Russie : L'UE minimise les tensions à l'approche du sommet [FR]
Des fonctionnaires de l'UE ont souligné l'importance stratégique à long terme de la relation UE-Russie à l'approche du sommet à haute tension le 18 mai 2007, précisant qu'il serait une excellente occasion d'aborder de nombreux dossiers politiques. La Pologne a toutefois soutenu qu'elle maintiendrait son veto à l'ouverture des négociations de coopération UE-Russie à moins d'être soutenue sur la sécurité énergétique.

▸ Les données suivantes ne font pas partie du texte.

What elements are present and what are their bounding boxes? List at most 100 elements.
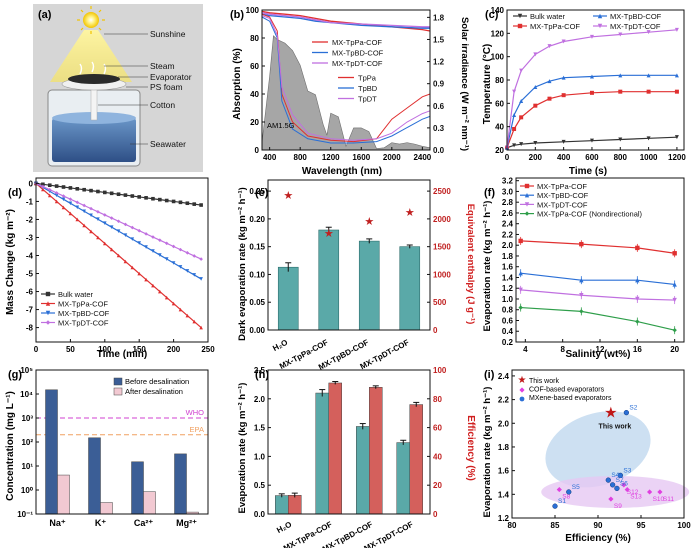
panel-f-y-tick-label: 2.8 (502, 198, 514, 207)
evaporation-rate-bar (275, 495, 289, 515)
evaporation-rate-bar (315, 392, 329, 515)
panel-b-y-tick-label: 20 (250, 118, 259, 127)
panel-h-y-tick-label: 0.0 (254, 510, 266, 519)
panel-h-plot: H₂OMX-TpPa-COFMX-TpBD-COFMX-TpDT-COF0.00… (254, 366, 447, 548)
panel-i-x-tick-label: 95 (637, 521, 646, 530)
panel-h-y-tick-label: 1.5 (254, 424, 266, 433)
temp-point (674, 27, 679, 32)
panel-f-y-tick-label: 1.6 (502, 263, 514, 272)
mass-point (82, 209, 86, 214)
salinity-point (518, 305, 523, 310)
mass-point (158, 253, 162, 257)
temp-point (589, 138, 594, 143)
mass-point (82, 187, 86, 192)
panel-g-legend-swatch (113, 377, 123, 386)
panel-b-x-tick-label: 2400 (413, 153, 431, 162)
panel-d-legend-label: Bulk water (58, 290, 94, 299)
mass-point (171, 244, 176, 249)
panel-h-y2-tick-label: 60 (433, 424, 442, 433)
panel-b-y2-tick-label: 0.0 (433, 146, 445, 155)
panel-f-y-tick-label: 0.6 (502, 316, 514, 325)
panel-f-legend-marker (524, 183, 530, 189)
after-desalination-bar (100, 502, 113, 515)
panel-d-ylabel: Mass Change (kg m⁻²) (5, 209, 16, 315)
before-desalination-bar (45, 389, 58, 515)
panel-h-y2label: Efficiency (%) (465, 415, 476, 481)
panel-e-y2-tick-label: 2000 (433, 215, 451, 224)
mass-point (68, 201, 73, 206)
panel-b-legend-label: MX-TpPa-COF (332, 38, 382, 47)
mass-point (192, 254, 197, 258)
panel-e-ylabel: Dark evaporation rate (kg m⁻² h⁻¹) (237, 187, 248, 341)
light-beam (50, 30, 132, 82)
temp-point (646, 89, 651, 94)
temp-point (674, 73, 679, 78)
mass-point (123, 233, 128, 237)
legend-diamond-icon (519, 387, 525, 393)
panel-c-tag: (c) (485, 9, 499, 21)
temp-point (618, 32, 623, 37)
panel-b-x-tick-label: 2000 (383, 153, 401, 162)
mass-point (171, 301, 176, 306)
panel-i-y-tick-label: 1.8 (498, 443, 510, 452)
mass-point (123, 259, 128, 264)
mass-point (82, 203, 86, 208)
efficiency-bar (409, 404, 423, 515)
who-label: WHO (186, 408, 204, 417)
mass-point (47, 193, 52, 198)
absorption-line-1 (261, 13, 430, 29)
panel-f-ylabel: Evaporation rate (kg m⁻² h⁻¹) (482, 201, 493, 332)
panel-i-y-tick-label: 1.6 (498, 467, 510, 476)
temp-point (589, 34, 594, 39)
mass-point (199, 203, 203, 207)
mass-point (103, 221, 107, 226)
panel-f-y-tick-label: 2.0 (502, 241, 514, 250)
mass-point (192, 273, 197, 277)
panel-f-x-tick-label: 4 (523, 345, 528, 354)
panel-g: (g) WHO EPA Na⁺ K⁺ Ca²⁺ Mg²⁺ 10⁻¹ 10⁰ 10¹ 10² 10³ 1… (5, 366, 209, 528)
panel-d-y-tick-label: 0 (29, 179, 34, 188)
absorption-line-5 (261, 15, 431, 141)
panel-c-legend-marker (517, 13, 523, 19)
panel-c-x-tick-label: 1000 (640, 153, 658, 162)
panel-b-x-tick-label: 400 (263, 153, 277, 162)
panel-f-plot: 4 8 12 16 20 0.2 0.4 0.60.8 1.0 1.2 1.41.6 1.8 2.0 2.… (502, 177, 685, 354)
panel-c-y-tick-label: 60 (495, 99, 504, 108)
temp-point (618, 137, 623, 142)
panel-b-x-tick-label: 800 (294, 153, 308, 162)
epa-label: EPA (190, 425, 204, 434)
panel-b-y2-tick-label: 0.6 (433, 102, 445, 111)
mass-point (116, 192, 121, 197)
panel-g-y-tick-label: 10⁰ (21, 486, 34, 495)
temp-point (519, 142, 524, 147)
panel-b-y-tick-label: 0 (255, 146, 260, 155)
salinity-line-3 (520, 306, 675, 331)
panel-h-y-tick-label: 1.0 (254, 452, 266, 461)
absorption-line-0 (261, 10, 431, 32)
panel-e-plot: ★H₂O★MX-TpPa-COF★MX-TpBD-COF★MX-TpDT-COF… (249, 179, 451, 372)
panel-a: (a) Sunshine Steam Evaporator PS foa (33, 4, 203, 172)
panel-b-frame (261, 9, 431, 151)
mass-point (199, 325, 203, 330)
mass-point (144, 277, 148, 282)
panel-d-plot: 0 50 100 150 200 250 0 -1 -2 -3 -4 -5 -6 -7 -8 Bulk wat… (26, 177, 215, 354)
temp-point (547, 96, 552, 101)
mass-point (96, 235, 100, 240)
mass-point (151, 196, 155, 201)
enthalpy-star: ★ (283, 190, 293, 202)
salinity-point (518, 238, 523, 244)
panel-b-y2-tick-label: 1.8 (433, 13, 445, 22)
panel-e-frame (267, 179, 431, 331)
panel-b-y-tick-label: 100 (246, 6, 260, 15)
panel-f-legend-label: MX-TpBD-COF (537, 191, 589, 200)
panel-g-plot: WHO EPA Na⁺ K⁺ Ca²⁺ Mg²⁺ 10⁻¹ 10⁰ 10¹ 10² 10³ 10⁴ 10… (17, 366, 209, 528)
mxene-point-label: S6 (620, 480, 628, 487)
temp-point (512, 143, 517, 148)
mass-point (151, 235, 155, 239)
mass-point (75, 205, 80, 210)
temp-point (561, 93, 566, 98)
mass-point (96, 209, 100, 214)
temp-point (533, 103, 538, 108)
temp-point (512, 127, 517, 131)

Des fonctionnaires de l’UE ont souligné l’importance stratégique à long terme de la relation UE-Russie à l’approche du sommet à haute tension le 18 mai 2007, précisant qu’il serait une excellente occasion d’aborder de nombreux dossiers politiques. La Pologne a toutefois soutenu qu’elle maintiendrait son veto à l’ouverture des négociations de coopération UE-Russie à moins d’être soutenue sur la sécurité énergétique.
S’efforçant de dédramatiser les spéculations sur un fiasco éventuel de la rencontre, des officiels européens ont indiqué que le sommet UE-Russie du 18 mai 2007 se caractériserait par un « dialogue franc et ouvert » et « sans tabous ».
Les tensions subsistent cependant, la Pologne ayant précisé qu’elle maintiendrait son veto à l’ouverture des discussions de coopération UE-Russie à moins d’être épaulée par d’autres Etats membres sur la question de la sécurité énergétique. S’exprimant le 15 mai, un porte-parole polonais a indiqué que Varsovie souhaitait que l’UE fasse une déclaration à l’issue du Sommet, garantissant la sécurité énergétique de la Pologne et des anciennes républiques soviétiques fortement dépendantes du gaz et pétrole russes. Selon AFX, il aurait déclaré : « La forme de cette déclaration doit encore être discutée ».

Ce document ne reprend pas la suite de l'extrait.